29 June 2026 · The Agent Examiner

How agent platforms handle long-term memory, compared

Memory is where agents earn their keep — and where platforms diverge most. From durable per-agent state to 'bring your own store,' here's the landscape.

An agent that forgets everything between runs is a chatbot with extra steps. Long-term memory — persistence that survives restarts and accumulates context — is what turns an agent into something useful over time. It's also where the platforms we track diverge most sharply. Our memory score captures how much a platform gives you out of the box versus how much you build yourself.

The leaders: durable, built-in state

Two platforms earn a top 5/5 on memory:

LangGraph — durable execution across restarts and cold starts, persistent checkpoints (payloads up to 25 MB), and semantic search for long-term memory, with per-subagent state isolation via threads.
Cloudflare Agents — each agent is a Durable Object with SQLite-backed local storage, persistent memory, durable identity, and recoverable execution — and no external database required.

These are the platforms to beat if memory is central to your use case.

The strong middle: bundled memory, bring a backend

A cluster scores 4/5 — real memory features, often needing a storage backend you provide:

Mastra — message history, working memory, semantic recall, and observational memory, backed by PostgreSQL, LibSQL, or Redis.
CrewAI — a unified Memory class where the LLM infers scope and importance, with retrieval ranked by similarity, recency, and importance (LanceDB by default).
Claude Agent SDK — resumable, forkable sessions stored as JSONL on your filesystem, plus CLAUDE.md memory files and automatic context compaction.
Alfe — built-in cross-channel memory via a Sync integration that backs files, conversations, and memory to the cloud so context persists across channels.

The "bring your own" tier

At 2/5 sit the platforms that give you the primitives but leave persistence to you:

Vercel AI SDK — message/state and streaming primitives; long-term memory is your own store.
AutoGPT — memory-management blocks exist, but the deeper persistence model isn't documented in primary sources.
Lindy and Zapier Agents — context features exist, but a distinct long-term memory primitive isn't described.

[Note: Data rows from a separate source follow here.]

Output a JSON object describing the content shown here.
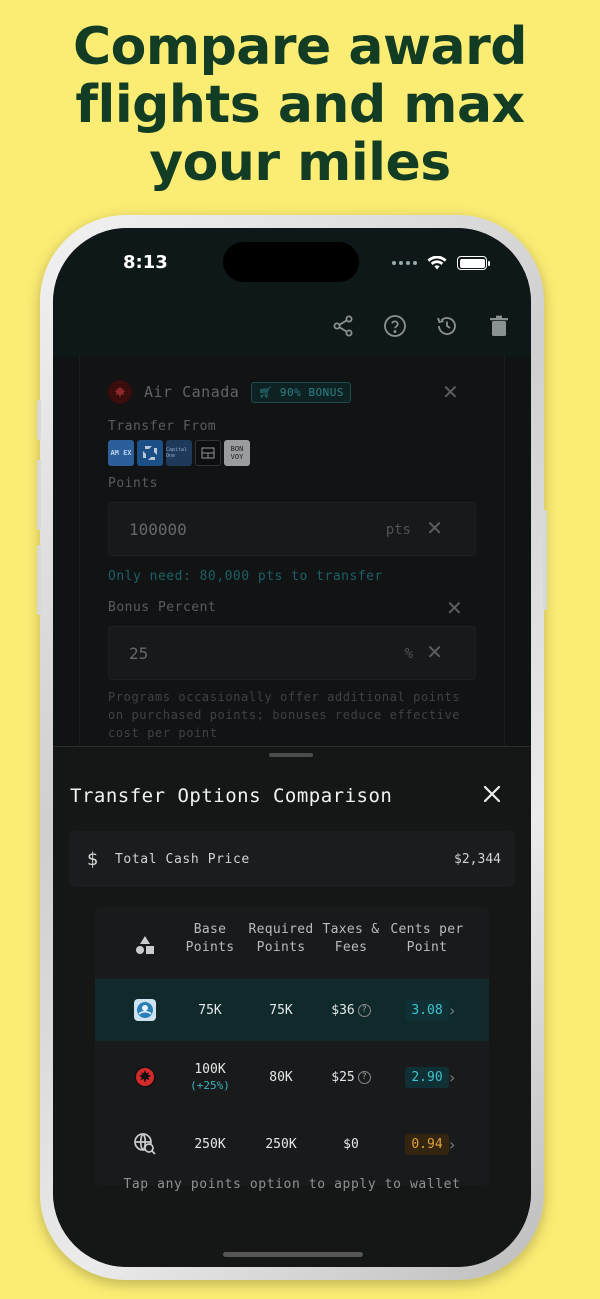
{
  "headline": [
    "Compare award",
    "flights and max",
    "your miles"
  ],
  "status_bar": {
    "time": "8:13"
  },
  "topbar": {
    "icons": [
      "share-icon",
      "help-icon",
      "history-icon",
      "trash-icon"
    ]
  },
  "form": {
    "airline_name": "Air Canada",
    "bonus_badge": "90% BONUS",
    "transfer_from_label": "Transfer From",
    "cards": [
      "AM EX",
      "Chase",
      "Capital One",
      "Citi",
      "BON VOY"
    ],
    "points_label": "Points",
    "points_value": "100000",
    "points_unit": "pts",
    "only_need": "Only need: 80,000 pts to transfer",
    "bonus_percent_label": "Bonus Percent",
    "bonus_value": "25",
    "bonus_unit": "%",
    "help_text": "Programs occasionally offer additional points on purchased points; bonuses reduce effective cost per point"
  },
  "sheet": {
    "title": "Transfer Options Comparison",
    "cash_label": "Total Cash Price",
    "cash_value": "$2,344",
    "headers": {
      "base": "Base\nPoints",
      "required": "Required\nPoints",
      "taxes": "Taxes &\nFees",
      "cpp": "Cents per\nPoint"
    },
    "rows": [
      {
        "icon": "aeroplan-icon",
        "base": "75K",
        "base_sub": "",
        "required": "75K",
        "taxes": "$36",
        "tax_info": true,
        "cpp": "3.08",
        "selected": true
      },
      {
        "icon": "air-canada-icon",
        "base": "100K",
        "base_sub": "(+25%)",
        "required": "80K",
        "taxes": "$25",
        "tax_info": true,
        "cpp": "2.90",
        "selected": false
      },
      {
        "icon": "search-globe-icon",
        "base": "250K",
        "base_sub": "",
        "required": "250K",
        "taxes": "$0",
        "tax_info": false,
        "cpp": "0.94",
        "selected": false
      }
    ],
    "footer": "Tap any points option to apply to wallet"
  },
  "colors": {
    "background": "#fbed73",
    "headline": "#123c23",
    "cpp_good": "#3fc3cf",
    "cpp_good_bg": "#0f3034",
    "cpp_low": "#e2a23b",
    "cpp_low_bg": "#332510"
  }
}
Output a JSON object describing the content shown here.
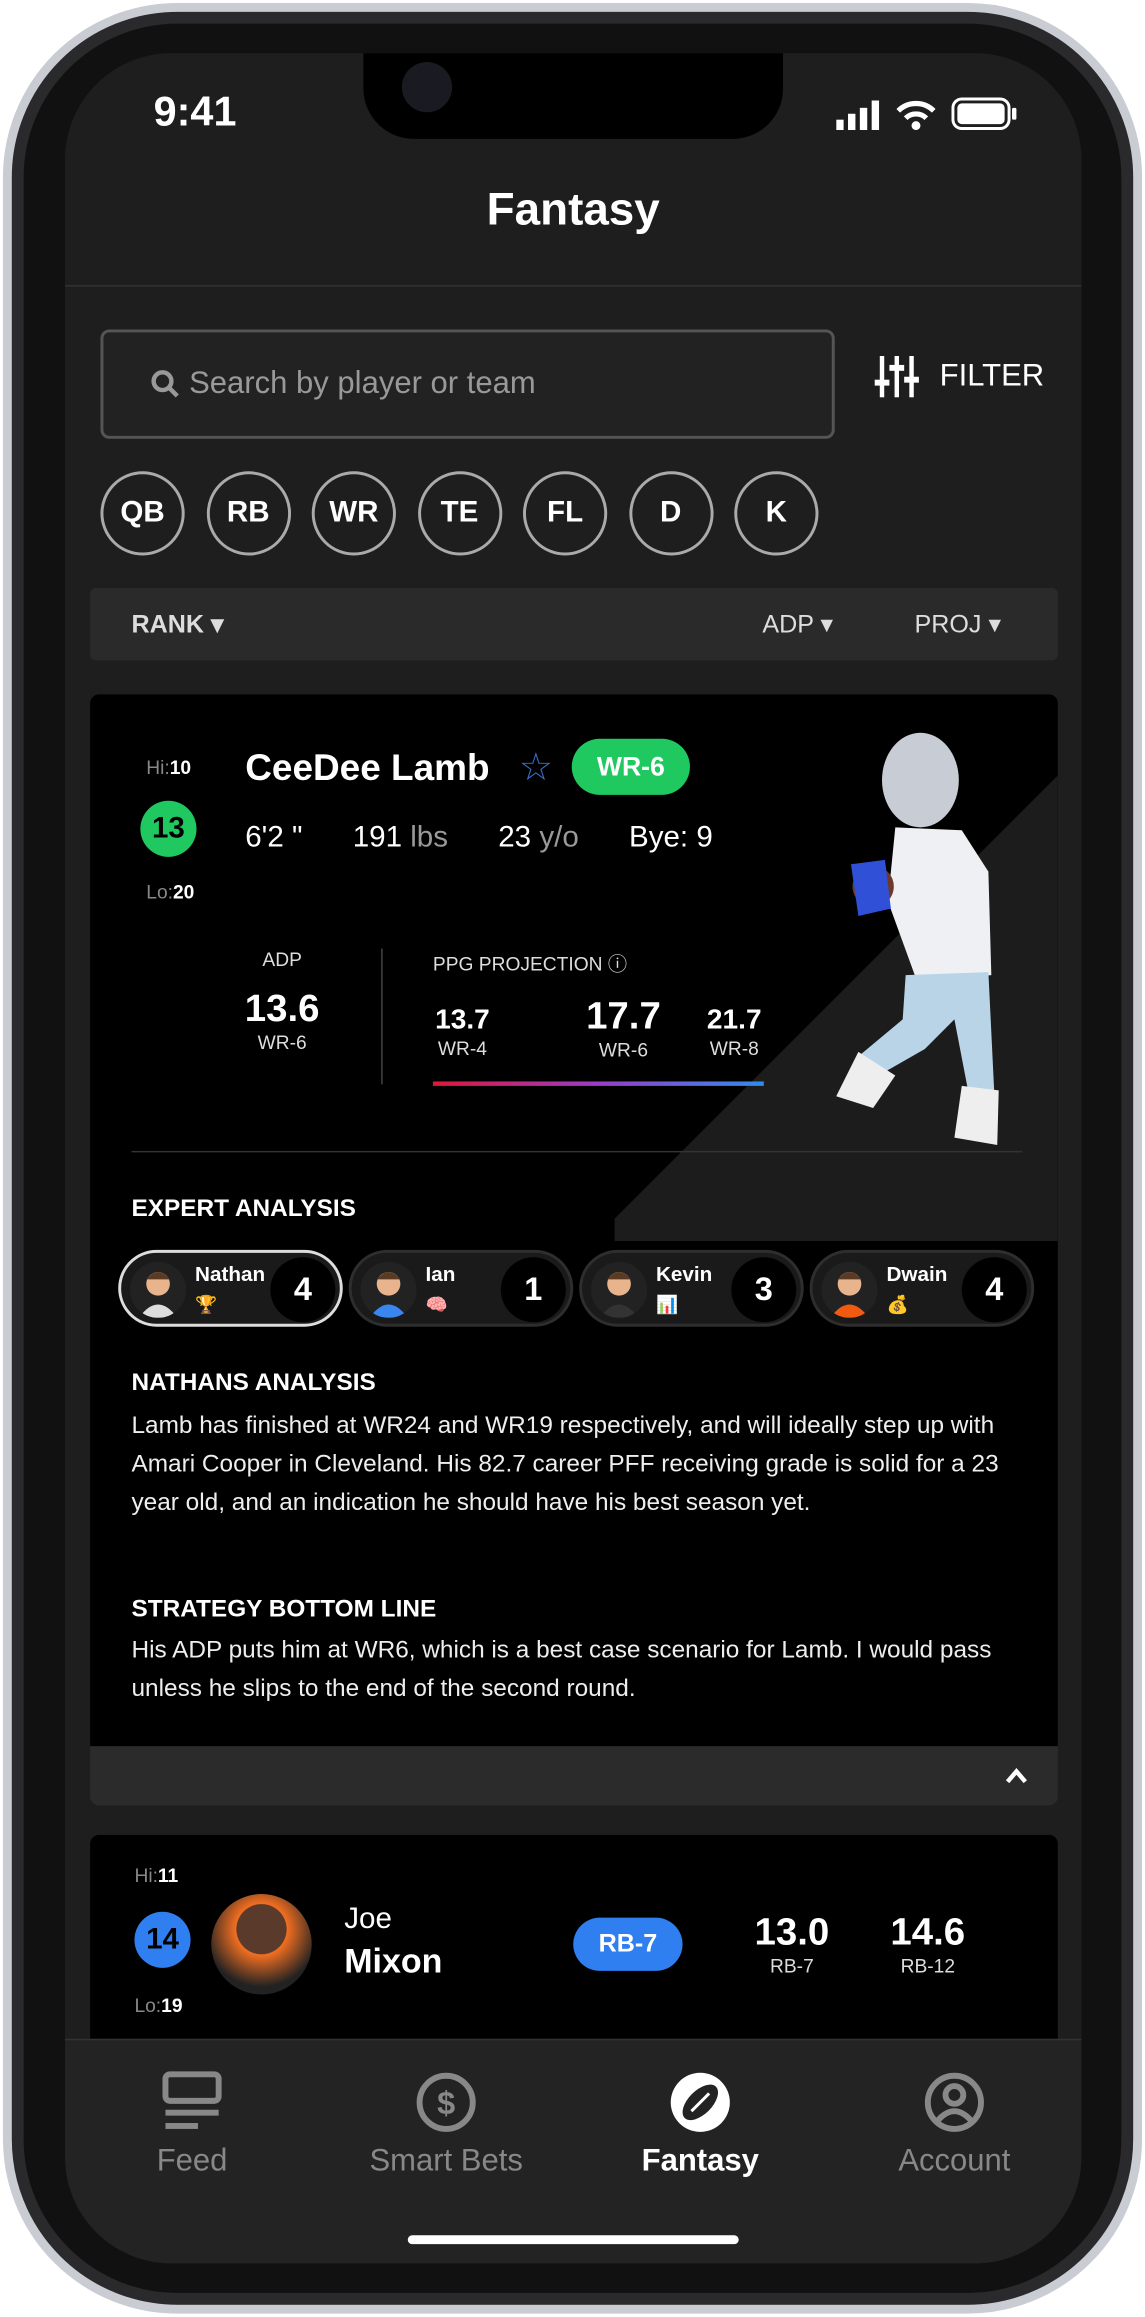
{
  "status": {
    "time": "9:41"
  },
  "header": {
    "title": "Fantasy"
  },
  "search": {
    "placeholder": "Search by player or team"
  },
  "filter": {
    "label": "FILTER"
  },
  "positions": [
    "QB",
    "RB",
    "WR",
    "TE",
    "FL",
    "D",
    "K"
  ],
  "sort": {
    "rank": "RANK",
    "adp": "ADP",
    "proj": "PROJ"
  },
  "player1": {
    "hi_label": "Hi:",
    "hi": "10",
    "rank": "13",
    "lo_label": "Lo:",
    "lo": "20",
    "name": "CeeDee Lamb",
    "position_badge": "WR-6",
    "badge_color": "#1fc95f",
    "height": "6'2 \"",
    "weight": "191",
    "weight_unit": "lbs",
    "age": "23",
    "age_unit": "y/o",
    "bye": "Bye: 9",
    "adp_label": "ADP",
    "adp": "13.6",
    "adp_rank": "WR-6",
    "proj_label": "PPG PROJECTION",
    "proj": [
      {
        "value": "13.7",
        "rank": "WR-4"
      },
      {
        "value": "17.7",
        "rank": "WR-6"
      },
      {
        "value": "21.7",
        "rank": "WR-8"
      }
    ],
    "expert_title": "EXPERT ANALYSIS",
    "experts": [
      {
        "name": "Nathan",
        "badge": "🏆",
        "count": "4",
        "shirt": "#ddd"
      },
      {
        "name": "Ian",
        "badge": "🧠",
        "count": "1",
        "shirt": "#3a86f0"
      },
      {
        "name": "Kevin",
        "badge": "📊",
        "count": "3",
        "shirt": "#333"
      },
      {
        "name": "Dwain",
        "badge": "💰",
        "count": "4",
        "shirt": "#f25a10"
      }
    ],
    "analysis_title": "NATHANS ANALYSIS",
    "analysis": "Lamb has finished at WR24 and WR19 respectively, and will ideally step up with Amari Cooper in Cleveland. His 82.7 career PFF receiving grade is solid for a 23 year old, and an indication he should have his best season yet.",
    "bottom_title": "STRATEGY BOTTOM LINE",
    "bottom": "His ADP puts him at WR6, which is a best case scenario for Lamb. I would pass unless he slips to the end of the second round."
  },
  "player2": {
    "hi_label": "Hi:",
    "hi": "11",
    "rank": "14",
    "lo_label": "Lo:",
    "lo": "19",
    "first": "Joe",
    "last": "Mixon",
    "position_badge": "RB-7",
    "badge_color": "#2f7ff0",
    "adp": "13.0",
    "adp_rank": "RB-7",
    "proj": "14.6",
    "proj_rank": "RB-12"
  },
  "tabs": [
    {
      "label": "Feed",
      "icon": "feed-icon"
    },
    {
      "label": "Smart Bets",
      "icon": "dollar-icon"
    },
    {
      "label": "Fantasy",
      "icon": "football-icon",
      "active": true
    },
    {
      "label": "Account",
      "icon": "account-icon"
    }
  ]
}
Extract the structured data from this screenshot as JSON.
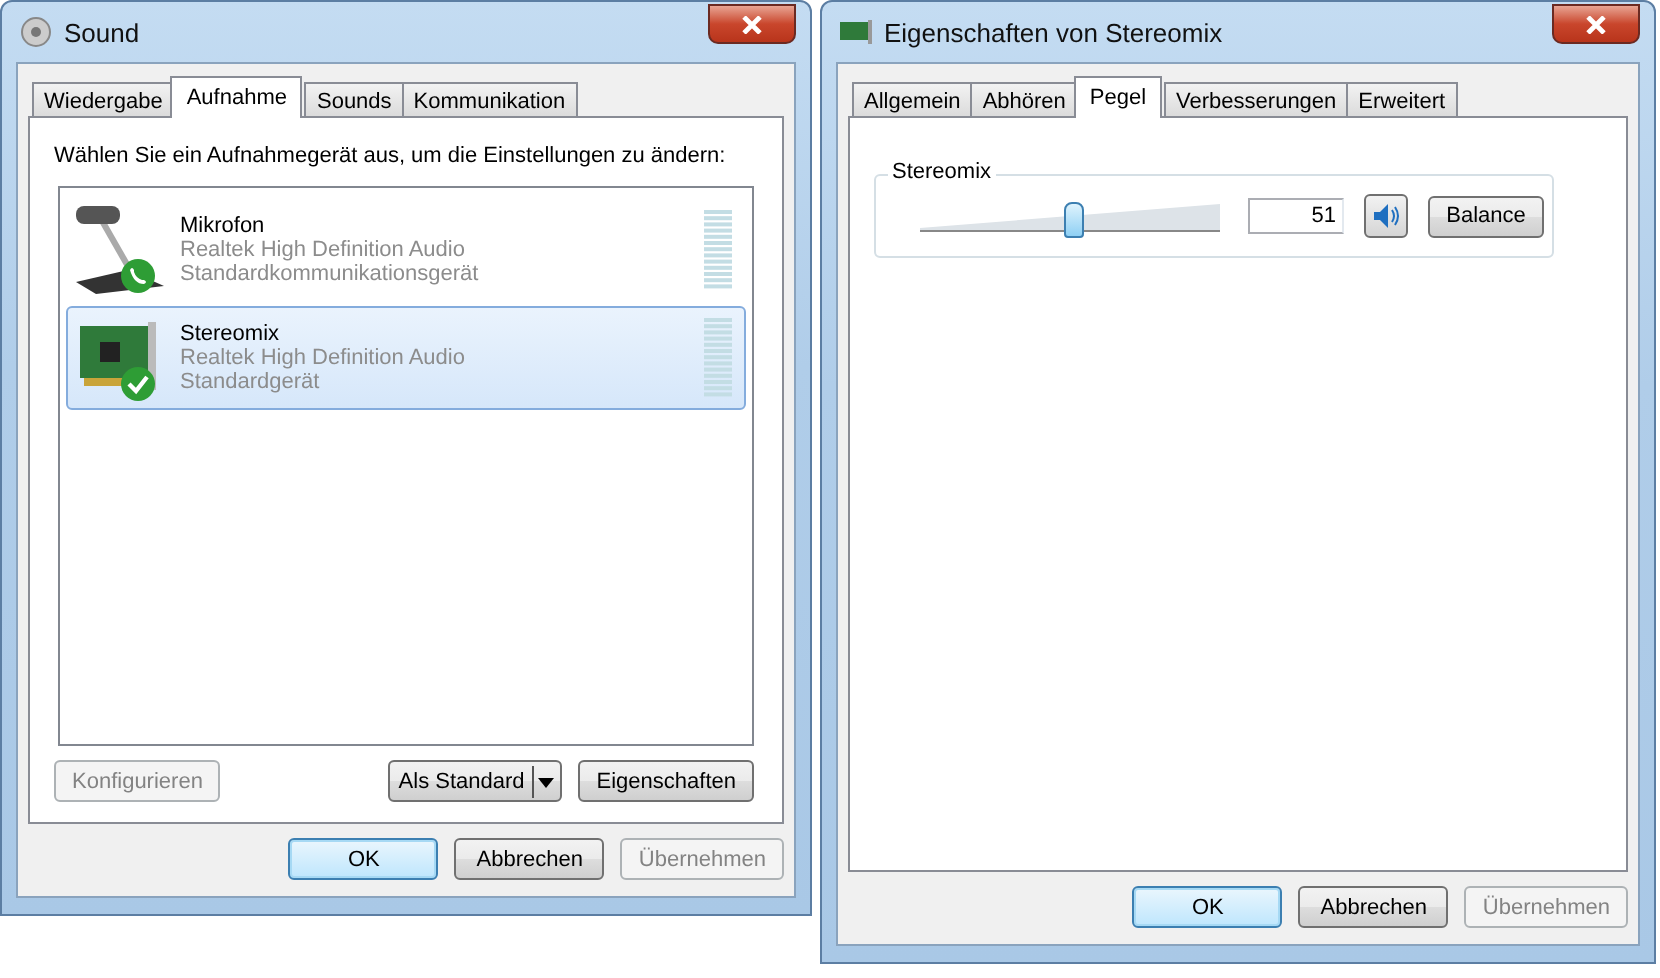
{
  "sound_window": {
    "title": "Sound",
    "tabs": [
      {
        "label": "Wiedergabe",
        "selected": false
      },
      {
        "label": "Aufnahme",
        "selected": true
      },
      {
        "label": "Sounds",
        "selected": false
      },
      {
        "label": "Kommunikation",
        "selected": false
      }
    ],
    "instruction": "Wählen Sie ein Aufnahmegerät aus, um die Einstellungen zu ändern:",
    "devices": [
      {
        "name": "Mikrofon",
        "driver": "Realtek High Definition Audio",
        "status": "Standardkommunikationsgerät",
        "kind": "microphone",
        "default_communication": true,
        "default_device": false,
        "selected": false
      },
      {
        "name": "Stereomix",
        "driver": "Realtek High Definition Audio",
        "status": "Standardgerät",
        "kind": "sound-card",
        "default_communication": false,
        "default_device": true,
        "selected": true
      }
    ],
    "actions": [
      {
        "label": "Konfigurieren",
        "kind": "plain",
        "disabled": true
      },
      {
        "label": "Als Standard",
        "kind": "split",
        "disabled": false
      },
      {
        "label": "Eigenschaften",
        "kind": "plain",
        "disabled": false
      }
    ],
    "dialog_buttons": [
      {
        "label": "OK",
        "kind": "default",
        "disabled": false
      },
      {
        "label": "Abbrechen",
        "kind": "plain",
        "disabled": false
      },
      {
        "label": "Übernehmen",
        "kind": "plain",
        "disabled": true
      }
    ]
  },
  "properties_window": {
    "title": "Eigenschaften von Stereomix",
    "tabs": [
      {
        "label": "Allgemein",
        "selected": false
      },
      {
        "label": "Abhören",
        "selected": false
      },
      {
        "label": "Pegel",
        "selected": true
      },
      {
        "label": "Verbesserungen",
        "selected": false
      },
      {
        "label": "Erweitert",
        "selected": false
      }
    ],
    "group_label": "Stereomix",
    "slider": {
      "level": 0.51
    },
    "value": "51",
    "muted": false,
    "balance_button": "Balance",
    "dialog_buttons": [
      {
        "label": "OK",
        "kind": "default",
        "disabled": false
      },
      {
        "label": "Abbrechen",
        "kind": "plain",
        "disabled": false
      },
      {
        "label": "Übernehmen",
        "kind": "plain",
        "disabled": true
      }
    ]
  }
}
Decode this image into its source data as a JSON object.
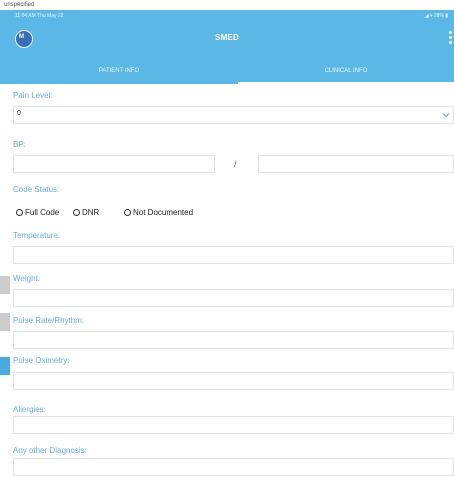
{
  "caption_above": "unspecified",
  "status_bar": {
    "time_date": "11:04 AM   Thu May 22",
    "indicators": "◢ ▾ 28% ▮"
  },
  "app_bar": {
    "logo_text": "M",
    "title": "SMED"
  },
  "tabs": [
    {
      "label": "PATIENT INFO",
      "active": false
    },
    {
      "label": "CLINICAL INFO",
      "active": true
    }
  ],
  "form": {
    "pain_level": {
      "label": "Pain Level:",
      "value": "0"
    },
    "bp": {
      "label": "BP:",
      "separator": "/"
    },
    "code_status": {
      "label": "Code Status:",
      "options": [
        "Full Code",
        "DNR",
        "Not Documented"
      ]
    },
    "temperature": {
      "label": "Temperature:"
    },
    "weight": {
      "label": "Weight:"
    },
    "pulse_rate": {
      "label": "Pulse Rate/Rhythm:"
    },
    "pulse_oximetry": {
      "label": "Pulse Oximetry:"
    },
    "allergies": {
      "label": "Allergies:"
    },
    "other_diagnosis": {
      "label": "Any other Diagnosis:"
    }
  },
  "colors": {
    "header": "#5bb8e6",
    "label": "#6aaee0",
    "logo": "#3a6fb7",
    "edge_tab_gray": "#cccccc",
    "edge_tab_blue": "#4aa9de"
  },
  "icons": {
    "dropdown": "chevron-down-icon",
    "overflow_menu": "more-vertical-icon"
  }
}
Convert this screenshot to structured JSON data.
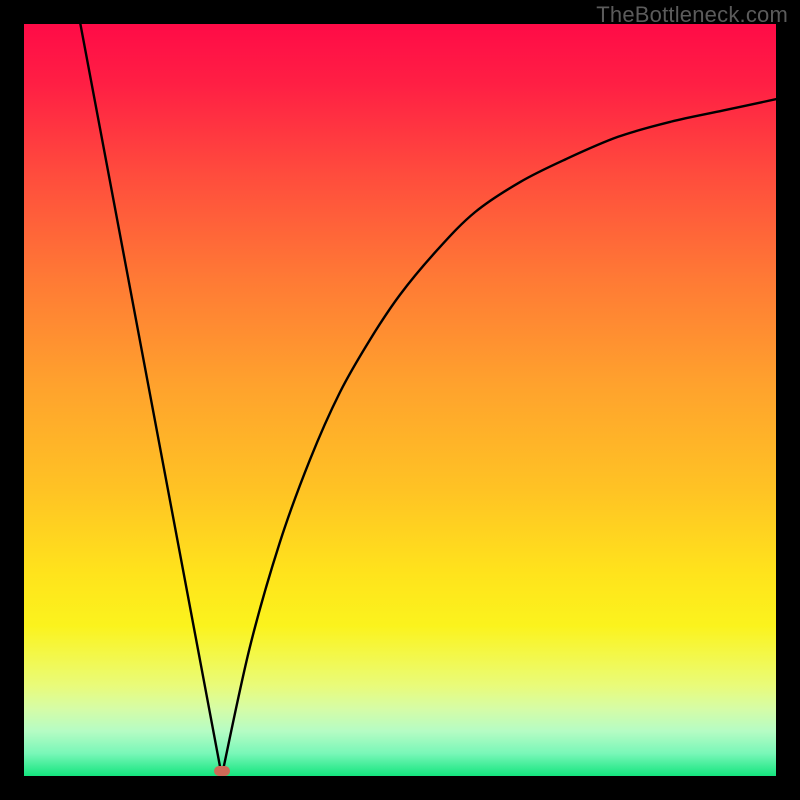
{
  "watermark": "TheBottleneck.com",
  "marker": {
    "x_frac": 0.263,
    "y_frac": 0.994
  },
  "colors": {
    "curve_stroke": "#000000",
    "marker_fill": "#cf6a58"
  },
  "chart_data": {
    "type": "line",
    "title": "",
    "xlabel": "",
    "ylabel": "",
    "xlim": [
      0,
      1
    ],
    "ylim": [
      0,
      1
    ],
    "series": [
      {
        "name": "left-branch",
        "x": [
          0.075,
          0.263
        ],
        "y": [
          1.0,
          0.0
        ]
      },
      {
        "name": "right-branch",
        "x": [
          0.263,
          0.3,
          0.34,
          0.38,
          0.42,
          0.46,
          0.5,
          0.55,
          0.6,
          0.66,
          0.72,
          0.79,
          0.86,
          0.93,
          1.0
        ],
        "y": [
          0.0,
          0.17,
          0.31,
          0.42,
          0.51,
          0.58,
          0.64,
          0.7,
          0.75,
          0.79,
          0.82,
          0.85,
          0.87,
          0.885,
          0.9
        ]
      }
    ],
    "annotations": [
      {
        "type": "marker",
        "x": 0.263,
        "y": 0.006,
        "label": ""
      }
    ]
  }
}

A note on "memory" vs infrastructure state

Watch for a category error: E2B, Modal, and Fly.io Machines offer durable infrastructure state (sandbox pause/resume, Volumes) — not agent or LLM memory. Persisting a filesystem is not the same as remembering a conversation. We score these 3/5 and flag the distinction.

How to choose

Memory-critical, want it built in? Start with LangGraph or Cloudflare Agents.
Happy to run a store? Mastra, CrewAI, and the Claude Agent SDK give you rich features atop your own backend.
Using an SDK? Assume you own persistence — plan for it early.

For the deeper treatment, see our guide on agent long-term memory.

Key takeaways

LangGraph and Cloudflare Agents lead memory (5/5) with durable, built-in state.

A strong middle (Mastra, CrewAI, Claude Agent SDK, Alfe) offers rich memory but often needs a backend you provide.

SDKs and some no-code tools leave long-term memory to you (2/5).

Don't confuse infrastructure state (E2B, Modal, Fly) with agent memory — they're different things.